Sometimes parents or others who provide support may believe that the life of a person with type 1 diabetes will someday go back to normal, but it will not. Without the proper help and management of the disease, all of the bad things people have ever read about the disease or thought would happen to a diabetic will become true. This is a tough message, but it’s true. – p. 94
One criticism that some readers may have is his choice of language, which he explains in the book. He doesn’t choose to use the lengthier “person with diabetes” moniker but prefers to call himself “a diabetic” or “diabetic.”

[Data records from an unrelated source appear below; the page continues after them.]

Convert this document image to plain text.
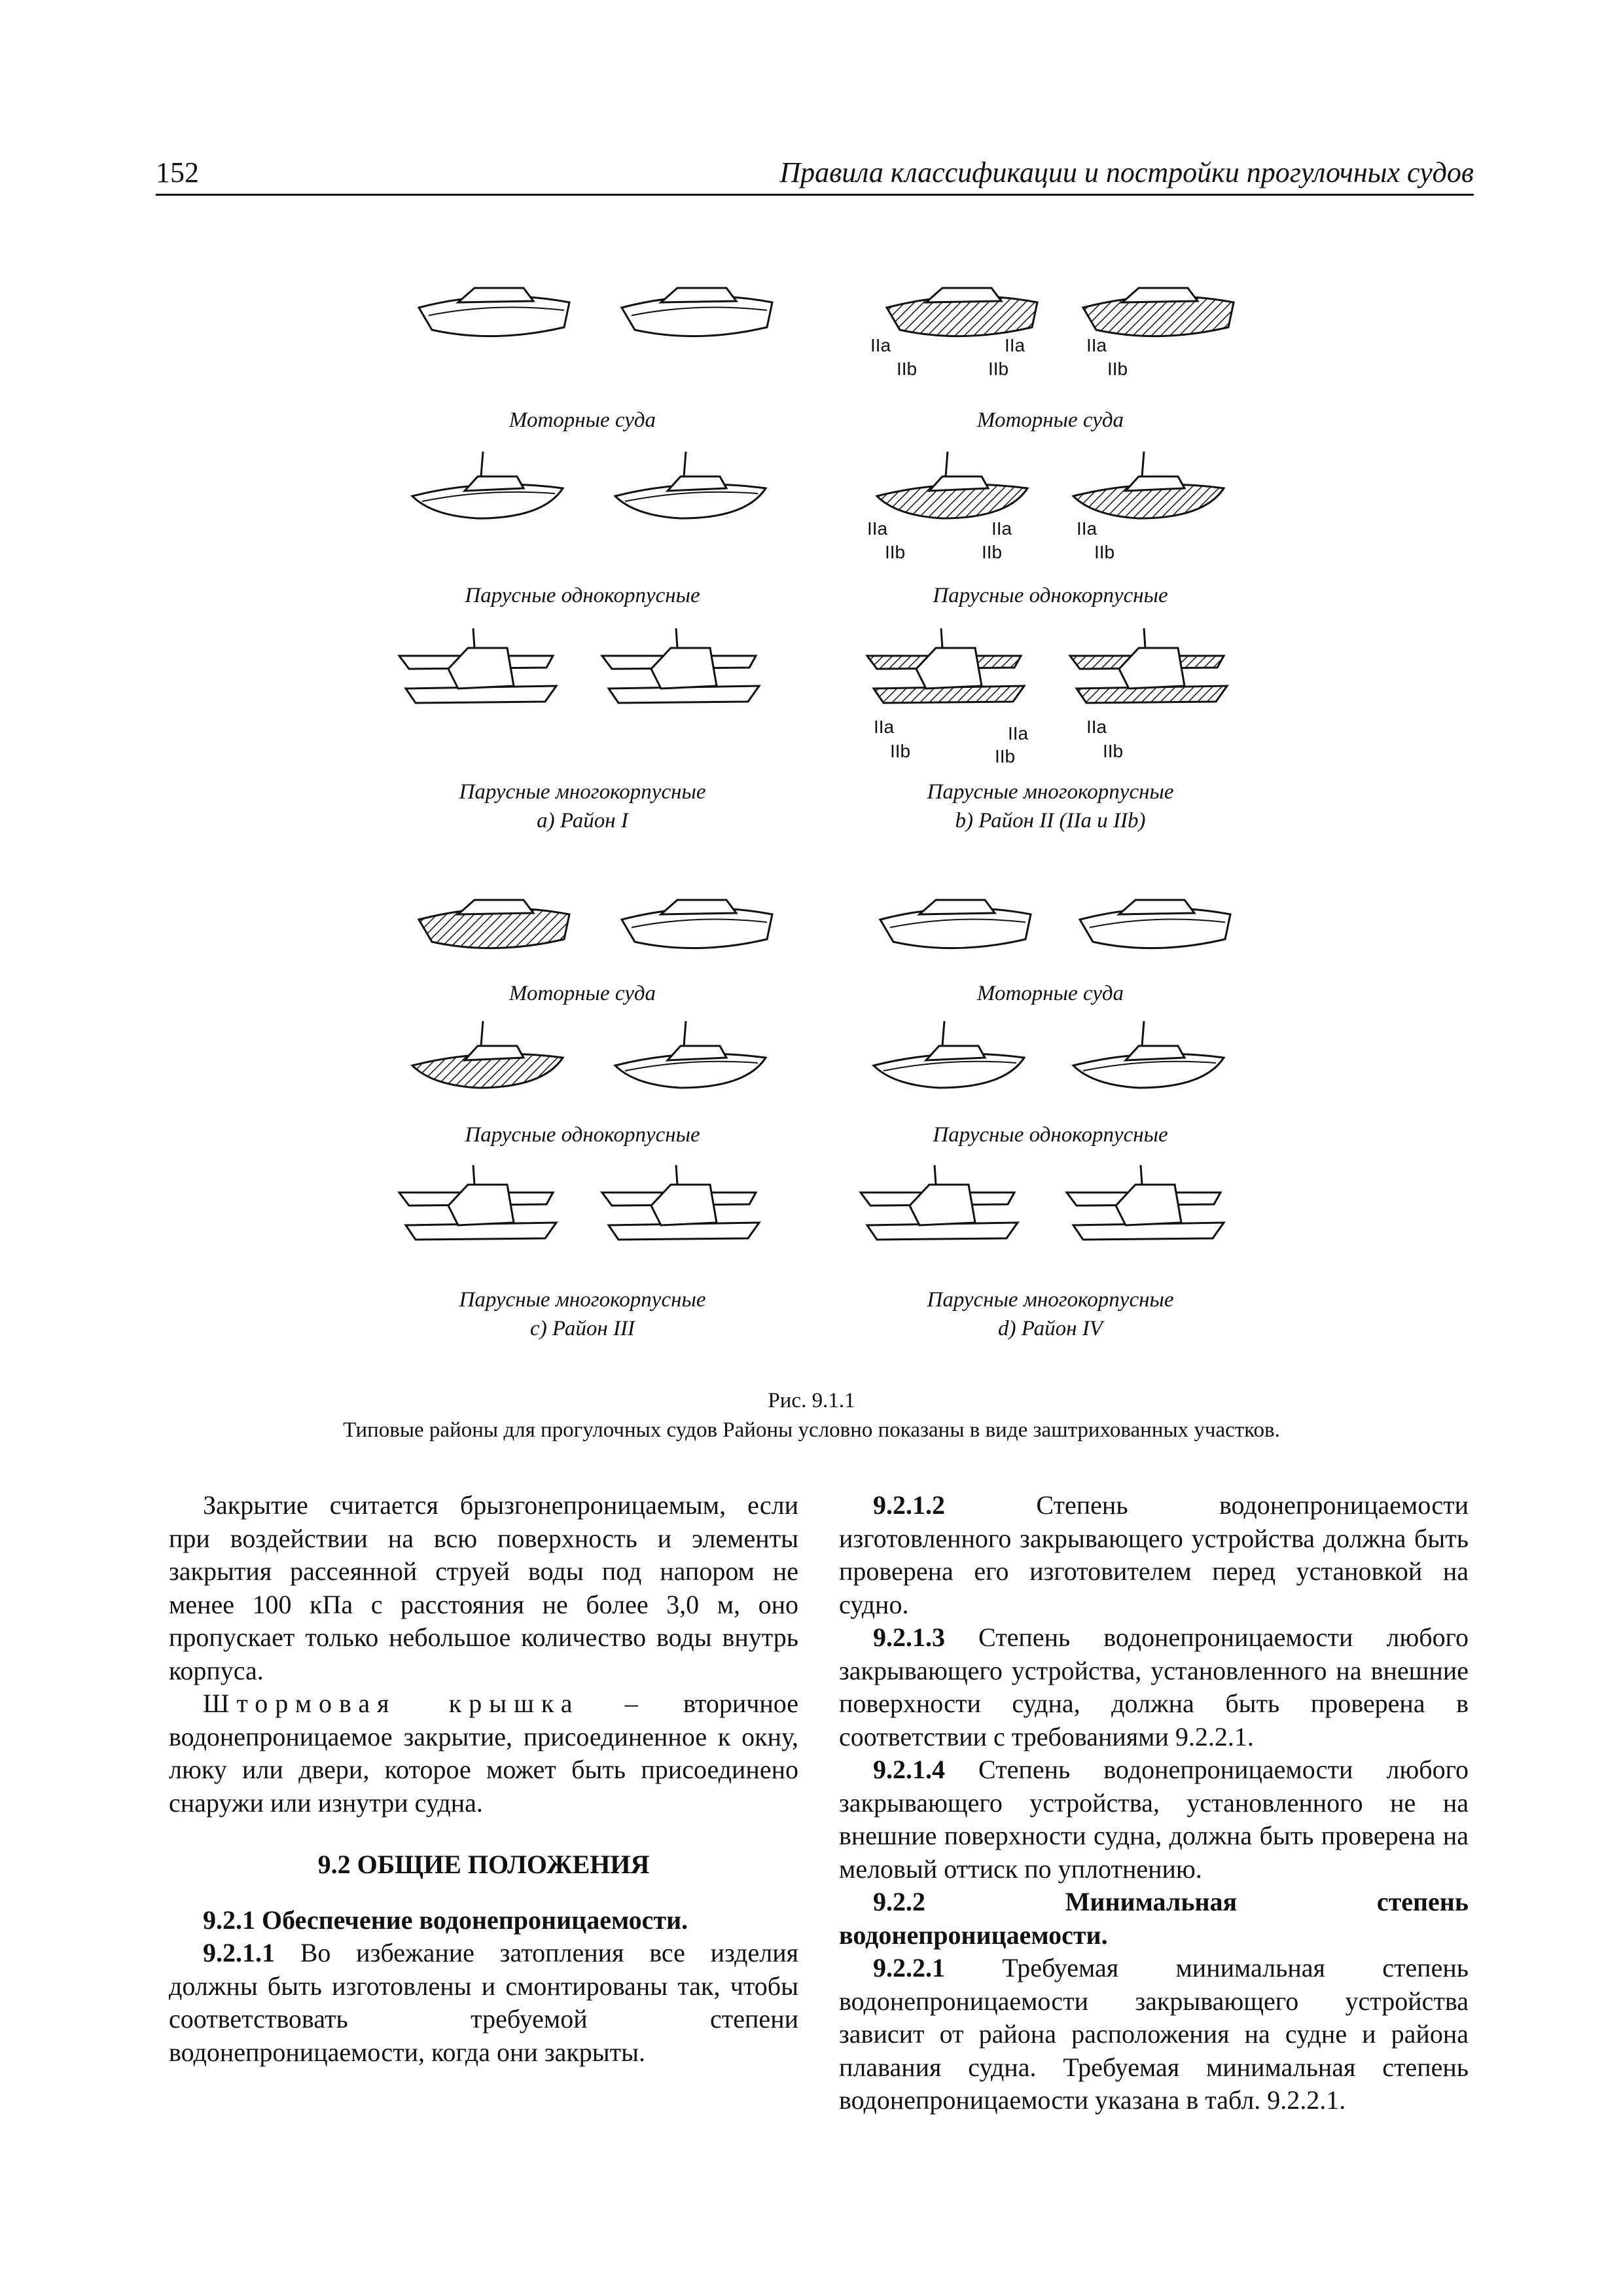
152	Правила классификации и постройки прогулочных судов
Моторные суда
Парусные однокорпусные
Парусные многокорпусные
a) Район I
IIa
IIb
IIa
IIb
IIa
IIb
Моторные суда
IIa
IIb
IIa
IIb
IIa
IIb
Парусные однокорпусные
IIa
IIb
IIa
IIb
IIa
IIb
Парусные многокорпусные
b) Район II (IIa и IIb)
Моторные суда
Парусные однокорпусные
Парусные многокорпусные
c) Район III
Моторные суда
Парусные однокорпусные
Парусные многокорпусные
d) Район IV
Рис. 9.1.1
Типовые районы для прогулочных судов Районы условно показаны в виде заштрихованных участков.

Закрытие считается брызгонепроницаемым, если при воздействии на всю поверхность и элементы закрытия рассеянной струей воды под напором не менее 100 кПа с расстояния не более 3,0 м, оно пропускает только небольшое количество воды внутрь корпуса.

Штормовая крышка – вторичное водонепроницаемое закрытие, присоединенное к окну, люку или двери, которое может быть присоединено снаружи или изнутри судна.

9.2 ОБЩИЕ ПОЛОЖЕНИЯ

9.2.1 Обеспечение водонепроницаемости.

9.2.1.1 Во избежание затопления все изделия должны быть изготовлены и смонтированы так, чтобы соответствовать требуемой степени водонепроницаемости, когда они закрыты.

9.2.1.2 Степень водонепроницаемости изготовленного закрывающего устройства должна быть проверена его изготовителем перед установкой на судно.

9.2.1.3 Степень водонепроницаемости любого закрывающего устройства, установленного на внешние поверхности судна, должна быть проверена в соответствии с требованиями 9.2.2.1.

9.2.1.4 Степень водонепроницаемости любого закрывающего устройства, установленного не на внешние поверхности судна, должна быть проверена на меловый оттиск по уплотнению.

9.2.2 Минимальная степень водонепроницаемости.

9.2.2.1 Требуемая минимальная степень водонепроницаемости закрывающего устройства зависит от района расположения на судне и района плавания судна. Требуемая минимальная степень водонепроницаемости указана в табл. 9.2.2.1.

Personally, though, I think it’s just easier to say I am a diabetic. I wear many labels proudly: husband, father, son, friend, leader, sports fan. Diabetic is just one more. To me, the word carries no stigma — it’s part of my “normal,” so I’ll continue to use it. Even so, each of us is entitled to a personal opinion, so if you or your loved one prefers not to use the term diabetic but instead opts to use the description “a person with diabetes,” that should be honored in your personal interactions. – p. 85
I tend to use “person with diabetes” or the abbreviation PWD while writing but may use the adjective “diabetic” while speaking because it more succinctly describes my child’s medical condition. I feel that saying I have a “diabetic child” in no way defines her, but rather describes that one aspect of her.
While this is not a book filled with medical advice, it is the story of one person living with diabetes who has chosen to take it head on and thrive. The demands of diabetes management are also the skills that helped him get ahead in life during school, sports, and his career.